Editorial: 5 reasons for frustration — and hope — as the world prepares for another U.N. climate summit
By now, you’ve heard the good news about human-caused climate change. But you still have to wonder—are we still going to be able to turn things around? The first and most pressing answer to that question is “no.” As a result, the next question should be “why not”?
We’ll tell you four reasons why it’s still too early to give up on this issue, but the truth is something else, and I have no doubt you know what I’m talking about. This is the second installment of a four-part series, with this coming week’s installment as our first.

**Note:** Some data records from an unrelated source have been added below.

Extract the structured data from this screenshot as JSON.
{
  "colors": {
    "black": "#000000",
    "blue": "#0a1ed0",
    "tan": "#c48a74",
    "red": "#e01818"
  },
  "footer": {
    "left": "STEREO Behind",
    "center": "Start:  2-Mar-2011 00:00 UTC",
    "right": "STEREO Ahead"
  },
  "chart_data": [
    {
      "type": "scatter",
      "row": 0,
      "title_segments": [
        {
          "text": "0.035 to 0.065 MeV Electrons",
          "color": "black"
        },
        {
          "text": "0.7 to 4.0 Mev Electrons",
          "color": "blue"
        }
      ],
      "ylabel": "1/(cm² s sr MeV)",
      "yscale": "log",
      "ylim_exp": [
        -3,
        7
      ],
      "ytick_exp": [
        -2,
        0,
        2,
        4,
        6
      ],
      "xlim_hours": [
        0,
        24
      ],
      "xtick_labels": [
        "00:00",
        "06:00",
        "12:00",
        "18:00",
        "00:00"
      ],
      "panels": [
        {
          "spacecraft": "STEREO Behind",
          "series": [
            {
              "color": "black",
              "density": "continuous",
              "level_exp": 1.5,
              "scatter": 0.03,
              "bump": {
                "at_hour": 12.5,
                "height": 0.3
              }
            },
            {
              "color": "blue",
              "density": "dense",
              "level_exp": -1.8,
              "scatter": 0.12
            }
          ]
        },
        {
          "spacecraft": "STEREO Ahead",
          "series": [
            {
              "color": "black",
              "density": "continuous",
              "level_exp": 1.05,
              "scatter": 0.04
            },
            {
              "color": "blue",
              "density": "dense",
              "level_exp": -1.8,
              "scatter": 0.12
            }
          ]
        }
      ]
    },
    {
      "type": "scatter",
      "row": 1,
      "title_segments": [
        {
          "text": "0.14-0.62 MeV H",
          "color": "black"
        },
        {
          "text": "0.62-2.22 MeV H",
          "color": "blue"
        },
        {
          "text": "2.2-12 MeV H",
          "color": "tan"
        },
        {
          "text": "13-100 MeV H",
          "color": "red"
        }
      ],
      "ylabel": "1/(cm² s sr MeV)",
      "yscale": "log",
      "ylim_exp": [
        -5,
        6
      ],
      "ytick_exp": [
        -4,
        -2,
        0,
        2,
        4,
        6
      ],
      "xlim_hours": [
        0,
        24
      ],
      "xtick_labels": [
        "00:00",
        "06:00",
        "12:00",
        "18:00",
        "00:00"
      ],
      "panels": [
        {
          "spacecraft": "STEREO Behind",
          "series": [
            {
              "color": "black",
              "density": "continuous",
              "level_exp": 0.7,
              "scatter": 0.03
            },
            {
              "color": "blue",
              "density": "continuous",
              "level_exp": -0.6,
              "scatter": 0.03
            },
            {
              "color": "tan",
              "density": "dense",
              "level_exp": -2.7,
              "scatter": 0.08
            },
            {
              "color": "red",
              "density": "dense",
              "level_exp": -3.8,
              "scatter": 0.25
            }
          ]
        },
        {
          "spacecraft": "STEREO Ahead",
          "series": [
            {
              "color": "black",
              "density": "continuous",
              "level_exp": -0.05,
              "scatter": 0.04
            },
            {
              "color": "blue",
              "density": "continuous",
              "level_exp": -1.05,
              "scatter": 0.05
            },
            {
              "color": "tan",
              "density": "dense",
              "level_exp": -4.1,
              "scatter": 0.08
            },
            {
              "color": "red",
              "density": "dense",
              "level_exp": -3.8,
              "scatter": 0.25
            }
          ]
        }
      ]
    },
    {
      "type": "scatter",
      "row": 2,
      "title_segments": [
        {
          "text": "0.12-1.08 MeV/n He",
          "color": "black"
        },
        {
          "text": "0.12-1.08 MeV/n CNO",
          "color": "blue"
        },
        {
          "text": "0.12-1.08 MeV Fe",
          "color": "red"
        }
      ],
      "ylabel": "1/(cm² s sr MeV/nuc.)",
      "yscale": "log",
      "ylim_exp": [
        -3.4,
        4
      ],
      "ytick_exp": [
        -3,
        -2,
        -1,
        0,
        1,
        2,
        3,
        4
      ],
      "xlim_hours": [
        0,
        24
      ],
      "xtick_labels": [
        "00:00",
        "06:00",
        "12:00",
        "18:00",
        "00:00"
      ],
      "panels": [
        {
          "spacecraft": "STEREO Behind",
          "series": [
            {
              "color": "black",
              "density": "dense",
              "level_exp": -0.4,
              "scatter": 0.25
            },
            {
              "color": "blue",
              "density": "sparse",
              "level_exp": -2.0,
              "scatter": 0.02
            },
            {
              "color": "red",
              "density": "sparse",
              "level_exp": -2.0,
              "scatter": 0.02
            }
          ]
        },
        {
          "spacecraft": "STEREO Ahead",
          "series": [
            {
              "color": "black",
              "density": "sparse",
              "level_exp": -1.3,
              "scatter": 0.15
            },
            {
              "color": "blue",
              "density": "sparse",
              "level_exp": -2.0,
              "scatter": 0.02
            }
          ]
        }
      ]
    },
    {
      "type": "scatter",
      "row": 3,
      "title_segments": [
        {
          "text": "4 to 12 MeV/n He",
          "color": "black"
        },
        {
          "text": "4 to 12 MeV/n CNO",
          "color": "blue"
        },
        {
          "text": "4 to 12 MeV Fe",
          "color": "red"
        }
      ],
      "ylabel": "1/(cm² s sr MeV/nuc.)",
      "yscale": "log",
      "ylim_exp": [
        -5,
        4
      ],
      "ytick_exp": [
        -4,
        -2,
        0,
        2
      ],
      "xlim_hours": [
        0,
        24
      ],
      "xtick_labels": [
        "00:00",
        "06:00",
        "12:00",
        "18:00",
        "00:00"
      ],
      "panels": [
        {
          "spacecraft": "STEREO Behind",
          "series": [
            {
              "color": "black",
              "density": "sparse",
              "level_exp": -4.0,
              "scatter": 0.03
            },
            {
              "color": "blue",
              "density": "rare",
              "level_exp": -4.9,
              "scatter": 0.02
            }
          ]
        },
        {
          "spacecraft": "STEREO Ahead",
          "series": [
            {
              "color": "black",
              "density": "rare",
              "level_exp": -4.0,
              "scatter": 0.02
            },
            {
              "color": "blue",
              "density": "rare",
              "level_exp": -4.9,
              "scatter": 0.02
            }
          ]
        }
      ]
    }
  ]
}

This is our last chance to salvage what we can of our chances for a livable planet.
We have another U.N. climate conference to discuss in Paris. It’s always a difficult one to predict, but in the past I’ve always come out on the other side of it. (See “The Paris climate conference is the most dangerous one we’ll ever have to try.”) There is a chance it’ll be different this time.
But why? Because it will still be our turn to decide.
The world’s leading scientists have agreed on a series of global goals, called the Paris Agreement. To attain them, we need to put our money where our mouth is. These include slowing and then halting the growth of global carbon dioxide emissions, stopping the flow of so-called “bad” air pollution into the atmosphere, and taking action on climate-change mitigation (such as planting trees) and adaptation (such as increasing the share of renewable energy). Here’s how they would do it:
The only way to change these policies is to actually get serious. As such, one of the most important things to do is to make real progress in implementing them.
The world’s largest companies and investors are calling on business to step up to the challenge and commit to the Paris Agreement’s targets. Here is the letter (PDF) from the Bank for International Settlements, a group of leading central banks from around the world, calling on financial institutions to pledge not only to make “systemically important commitments (SICs) for climate finance,” but also to pledge to “adopt a long-term, low-carbon, low-emission path.”
It’s not enough just to issue bonds to the U.N. Climate Fund.